Pero hay otro ejemplo de aplicación real que ha levantado ampollas: COMPAS, una herramienta de inteligencia artificial diseñada para asistir a los jueces estadounidenses para apoyar sus decisiones. En 2016 ProPublica analizó la herramienta. Sus conclusiones fueron que por lo general, el algoritmo era preciso. Pero cuando fallaba, lo hacía otorgándole mucha más probabilidad de reincidencia a las personas de raza negra que a las de raza blanca.

¿Por qué pasa esto?

  • Es posible que el “padre” o “madre” del programa actúe (de forma intencionada o no) introduciendo algún sesgo propio
  • Puede haber algún error en el proceso lógico. Las decisiones que toman los algoritmos se basan en datos e información pero el proceso de decisión no siempre es obvio ni trazable. Se llega a perder el control.
  • Pero además, los datos usados para entrenar al software pueden contener sesgos de un lado u otro, y eso condicionar el resultado. El parámetro de la raza no formaba parte del diseño de COMPAS pero si las sentencias dictadas en el sistema judicial de Estados Unidos tienen un sesgo racial el algoritmo lo reproducirá. Muy sonado ha sido también el programa de contratación de Amazon y la discriminación de género.
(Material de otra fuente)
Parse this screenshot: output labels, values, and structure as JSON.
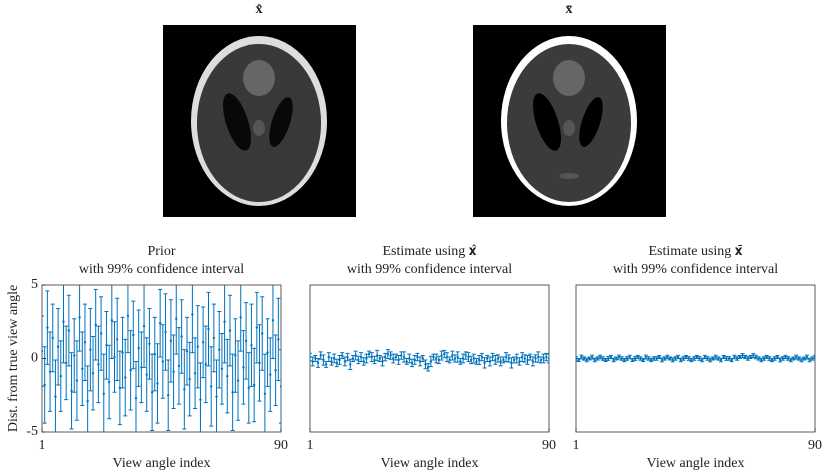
{
  "images": [
    {
      "title": "x̂"
    },
    {
      "title": "x̄"
    }
  ],
  "chart_data": [
    {
      "type": "errorbar",
      "title": "Prior",
      "subtitle": "with 99% confidence interval",
      "xlabel": "View angle index",
      "ylabel": "Dist. from true view angle",
      "color": "#0072bd",
      "x": [
        1,
        2,
        3,
        4,
        5,
        6,
        7,
        8,
        9,
        10,
        11,
        12,
        13,
        14,
        15,
        16,
        17,
        18,
        19,
        20,
        21,
        22,
        23,
        24,
        25,
        26,
        27,
        28,
        29,
        30,
        31,
        32,
        33,
        34,
        35,
        36,
        37,
        38,
        39,
        40,
        41,
        42,
        43,
        44,
        45,
        46,
        47,
        48,
        49,
        50,
        51,
        52,
        53,
        54,
        55,
        56,
        57,
        58,
        59,
        60,
        61,
        62,
        63,
        64,
        65,
        66,
        67,
        68,
        69,
        70,
        71,
        72,
        73,
        74,
        75,
        76,
        77,
        78,
        79,
        80,
        81,
        82,
        83,
        84,
        85,
        86,
        87,
        88,
        89,
        90
      ],
      "values": [
        0.5,
        -1.8,
        2.1,
        -0.9,
        1.4,
        -2.6,
        0.8,
        -1.2,
        2.5,
        -0.3,
        1.9,
        -2.2,
        0.2,
        -1.5,
        2.8,
        -0.7,
        1.1,
        -2.9,
        0.6,
        -1.0,
        2.3,
        -0.4,
        1.7,
        -2.4,
        0.9,
        -1.6,
        2.6,
        0.1,
        1.3,
        -2.0,
        0.4,
        -1.3,
        2.9,
        -0.8,
        1.6,
        -2.7,
        0.7,
        -0.6,
        2.2,
        -1.1,
        1.0,
        -2.3,
        0.3,
        -1.7,
        2.4,
        -0.2,
        1.8,
        -2.5,
        1.2,
        -0.9,
        2.7,
        -0.5,
        1.5,
        -2.1,
        0.5,
        -1.4,
        3.0,
        -1.0,
        0.8,
        -2.8,
        1.1,
        -0.4,
        2.0,
        -1.9,
        1.4,
        -2.6,
        0.6,
        -0.7,
        2.5,
        -1.2,
        1.9,
        -2.3,
        0.2,
        -1.5,
        2.8,
        -0.6,
        1.2,
        -2.0,
        0.9,
        -1.8,
        2.1,
        -0.3,
        1.7,
        -2.4,
        0.4,
        -1.1,
        2.6,
        -0.8,
        1.3,
        -1.9
      ],
      "errors": [
        2.4,
        2.6,
        2.5,
        2.7,
        2.3,
        2.5,
        2.6,
        2.4,
        2.8,
        2.5,
        2.4,
        2.6,
        2.5,
        2.7,
        2.3,
        2.5,
        2.6,
        2.4,
        2.8,
        2.5,
        2.4,
        2.6,
        2.5,
        2.7,
        2.3,
        2.5,
        2.6,
        2.4,
        2.8,
        2.5,
        2.4,
        2.6,
        2.5,
        2.7,
        2.3,
        2.5,
        2.6,
        2.4,
        2.8,
        2.5,
        2.4,
        2.6,
        2.5,
        2.7,
        2.3,
        2.5,
        2.6,
        2.4,
        2.8,
        2.5,
        2.4,
        2.6,
        2.5,
        2.7,
        2.3,
        2.5,
        2.6,
        2.4,
        2.8,
        2.5,
        2.4,
        2.6,
        2.5,
        2.7,
        2.3,
        2.5,
        2.6,
        2.4,
        2.8,
        2.5,
        2.4,
        2.6,
        2.5,
        2.7,
        2.3,
        2.5,
        2.6,
        2.4,
        2.8,
        2.5,
        2.4,
        2.6,
        2.5,
        2.7,
        2.3,
        2.5,
        2.6,
        2.4,
        2.8,
        2.5
      ],
      "xlim": [
        1,
        90
      ],
      "xticks": [
        1,
        90
      ],
      "ylim": [
        -5,
        5
      ],
      "yticks": [
        -5,
        0,
        5
      ]
    },
    {
      "type": "errorbar",
      "title": "Estimate using 𝐱̂",
      "subtitle": "with 99% confidence interval",
      "xlabel": "View angle index",
      "color": "#0072bd",
      "x": [
        1,
        2,
        3,
        4,
        5,
        6,
        7,
        8,
        9,
        10,
        11,
        12,
        13,
        14,
        15,
        16,
        17,
        18,
        19,
        20,
        21,
        22,
        23,
        24,
        25,
        26,
        27,
        28,
        29,
        30,
        31,
        32,
        33,
        34,
        35,
        36,
        37,
        38,
        39,
        40,
        41,
        42,
        43,
        44,
        45,
        46,
        47,
        48,
        49,
        50,
        51,
        52,
        53,
        54,
        55,
        56,
        57,
        58,
        59,
        60,
        61,
        62,
        63,
        64,
        65,
        66,
        67,
        68,
        69,
        70,
        71,
        72,
        73,
        74,
        75,
        76,
        77,
        78,
        79,
        80,
        81,
        82,
        83,
        84,
        85,
        86,
        87,
        88,
        89,
        90
      ],
      "values": [
        0.1,
        -0.2,
        0.0,
        -0.3,
        0.2,
        -0.1,
        -0.4,
        0.1,
        -0.2,
        0.0,
        -0.3,
        -0.1,
        0.2,
        -0.2,
        0.1,
        -0.4,
        0.0,
        0.2,
        -0.1,
        0.1,
        -0.2,
        0.0,
        0.3,
        0.1,
        -0.1,
        0.2,
        0.0,
        -0.2,
        0.1,
        0.3,
        0.2,
        0.0,
        0.1,
        -0.1,
        0.2,
        0.1,
        -0.2,
        0.0,
        -0.3,
        -0.1,
        0.1,
        -0.2,
        0.0,
        -0.4,
        -0.6,
        -0.2,
        0.1,
        0.0,
        -0.1,
        0.2,
        0.3,
        0.1,
        -0.1,
        0.2,
        0.0,
        0.1,
        -0.2,
        0.0,
        0.2,
        0.1,
        -0.1,
        0.0,
        -0.2,
        -0.1,
        0.1,
        -0.3,
        0.0,
        -0.2,
        0.1,
        -0.1,
        0.0,
        -0.2,
        -0.1,
        0.1,
        0.0,
        -0.3,
        -0.1,
        0.0,
        -0.2,
        0.1,
        0.0,
        -0.1,
        0.1,
        -0.2,
        0.0,
        0.1,
        -0.1,
        0.0,
        0.1,
        0.0
      ],
      "errors": [
        0.25,
        0.3,
        0.2,
        0.3,
        0.25,
        0.35,
        0.2,
        0.3,
        0.25,
        0.3,
        0.25,
        0.3,
        0.2,
        0.3,
        0.25,
        0.35,
        0.2,
        0.3,
        0.25,
        0.3,
        0.25,
        0.3,
        0.2,
        0.3,
        0.25,
        0.35,
        0.2,
        0.3,
        0.25,
        0.3,
        0.25,
        0.3,
        0.2,
        0.3,
        0.25,
        0.35,
        0.2,
        0.3,
        0.25,
        0.3,
        0.25,
        0.3,
        0.2,
        0.3,
        0.25,
        0.35,
        0.2,
        0.3,
        0.25,
        0.3,
        0.25,
        0.3,
        0.2,
        0.3,
        0.25,
        0.35,
        0.2,
        0.3,
        0.25,
        0.3,
        0.25,
        0.3,
        0.2,
        0.3,
        0.25,
        0.35,
        0.2,
        0.3,
        0.25,
        0.3,
        0.25,
        0.3,
        0.2,
        0.3,
        0.25,
        0.35,
        0.2,
        0.3,
        0.25,
        0.3,
        0.25,
        0.3,
        0.2,
        0.3,
        0.25,
        0.35,
        0.2,
        0.3,
        0.25,
        0.3
      ],
      "xlim": [
        1,
        90
      ],
      "xticks": [
        1,
        90
      ],
      "ylim": [
        -5,
        5
      ]
    },
    {
      "type": "errorbar",
      "title": "Estimate using 𝐱̄",
      "subtitle": "with 99% confidence interval",
      "xlabel": "View angle index",
      "color": "#0072bd",
      "x": [
        1,
        2,
        3,
        4,
        5,
        6,
        7,
        8,
        9,
        10,
        11,
        12,
        13,
        14,
        15,
        16,
        17,
        18,
        19,
        20,
        21,
        22,
        23,
        24,
        25,
        26,
        27,
        28,
        29,
        30,
        31,
        32,
        33,
        34,
        35,
        36,
        37,
        38,
        39,
        40,
        41,
        42,
        43,
        44,
        45,
        46,
        47,
        48,
        49,
        50,
        51,
        52,
        53,
        54,
        55,
        56,
        57,
        58,
        59,
        60,
        61,
        62,
        63,
        64,
        65,
        66,
        67,
        68,
        69,
        70,
        71,
        72,
        73,
        74,
        75,
        76,
        77,
        78,
        79,
        80,
        81,
        82,
        83,
        84,
        85,
        86,
        87,
        88,
        89,
        90
      ],
      "values": [
        0.0,
        -0.1,
        0.1,
        0.0,
        -0.1,
        0.0,
        0.1,
        -0.1,
        0.0,
        0.1,
        0.0,
        -0.1,
        0.0,
        0.1,
        -0.1,
        0.0,
        0.1,
        0.0,
        -0.1,
        0.0,
        0.1,
        -0.1,
        0.0,
        0.1,
        0.0,
        -0.1,
        0.1,
        0.0,
        -0.1,
        0.0,
        0.0,
        0.1,
        -0.1,
        0.0,
        0.1,
        0.0,
        -0.1,
        0.0,
        0.1,
        -0.1,
        0.0,
        0.1,
        0.0,
        -0.1,
        0.0,
        0.1,
        0.0,
        -0.1,
        0.1,
        0.0,
        -0.1,
        0.0,
        0.1,
        0.0,
        -0.1,
        0.1,
        0.0,
        0.0,
        -0.1,
        0.1,
        0.0,
        0.1,
        0.2,
        0.1,
        0.0,
        0.1,
        0.2,
        0.1,
        0.0,
        -0.1,
        0.0,
        0.1,
        0.0,
        -0.1,
        0.0,
        0.1,
        -0.1,
        0.0,
        0.1,
        0.0,
        -0.1,
        0.0,
        0.1,
        0.0,
        -0.1,
        0.0,
        0.1,
        -0.1,
        0.0,
        0.1
      ],
      "errors": [
        0.12,
        0.1,
        0.13,
        0.11,
        0.12,
        0.1,
        0.13,
        0.12,
        0.11,
        0.12,
        0.12,
        0.1,
        0.13,
        0.11,
        0.12,
        0.1,
        0.13,
        0.12,
        0.11,
        0.12,
        0.12,
        0.1,
        0.13,
        0.11,
        0.12,
        0.1,
        0.13,
        0.12,
        0.11,
        0.12,
        0.12,
        0.1,
        0.13,
        0.11,
        0.12,
        0.1,
        0.13,
        0.12,
        0.11,
        0.12,
        0.12,
        0.1,
        0.13,
        0.11,
        0.12,
        0.1,
        0.13,
        0.12,
        0.11,
        0.12,
        0.12,
        0.1,
        0.13,
        0.11,
        0.12,
        0.1,
        0.13,
        0.12,
        0.11,
        0.12,
        0.12,
        0.1,
        0.13,
        0.11,
        0.12,
        0.1,
        0.13,
        0.12,
        0.11,
        0.12,
        0.12,
        0.1,
        0.13,
        0.11,
        0.12,
        0.1,
        0.13,
        0.12,
        0.11,
        0.12,
        0.12,
        0.1,
        0.13,
        0.11,
        0.12,
        0.1,
        0.13,
        0.12,
        0.11,
        0.12
      ],
      "xlim": [
        1,
        90
      ],
      "xticks": [
        1,
        90
      ],
      "ylim": [
        -5,
        5
      ]
    }
  ]
}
El peligro de que la supuesta imparcialidad de un algoritmo perpetúe los sesgos está servido.

Menos mal que esto aún tardará, con un poco de suerte me pilla jubilado/a.

Lo siento, ya nos ha pillado. Como suele decirse el futuro ya está aquí.

A día de hoy los asistentes virtuales o chatbots, que soncapaces de responder a preguntas sobre temas específicos son una realidad. Desdela implantación recientemente en la AEAT al que tendremos “en casa” parafacilitar al usuario los datos disponibles de Aragón Open Data.

Evolución de tareas mecanizadas de las manuales a als rutinarias acabando en las que precisan criterio
Esquema evolutivo de las tareas de Inteligencia Artificial

Su uso como respuesta a la interacción con el ciudadano o en asistentes personales que guíen en la relación con la administración no parece muy conflictiva. Sí lo es un poco más los asistentes aplicados en el terreno sanitario capaces de procesar una cantidad ingente de imágenes o por ejemplo el caso que está en marcha para la clasificación de riesgo en los casos de violencia de género.

Nuestro sitio

¿Cuál es entonces el lugar de las instituciones públicas y de sus trabajadores en un mundo como el que avanza la IA?

El de la ética.

Sí o sí necesitamos sistemas y personas que generen confianza, prevengan y persigan la corrupción y actúen como garantes de derechos.

Solo el fortalecimiento de la integridad de nuestras instituciones nos hará ganar un lugar que ahora está cuestionado y que como vemos cada vez es y será más necesario para nuestra propia supervivencia.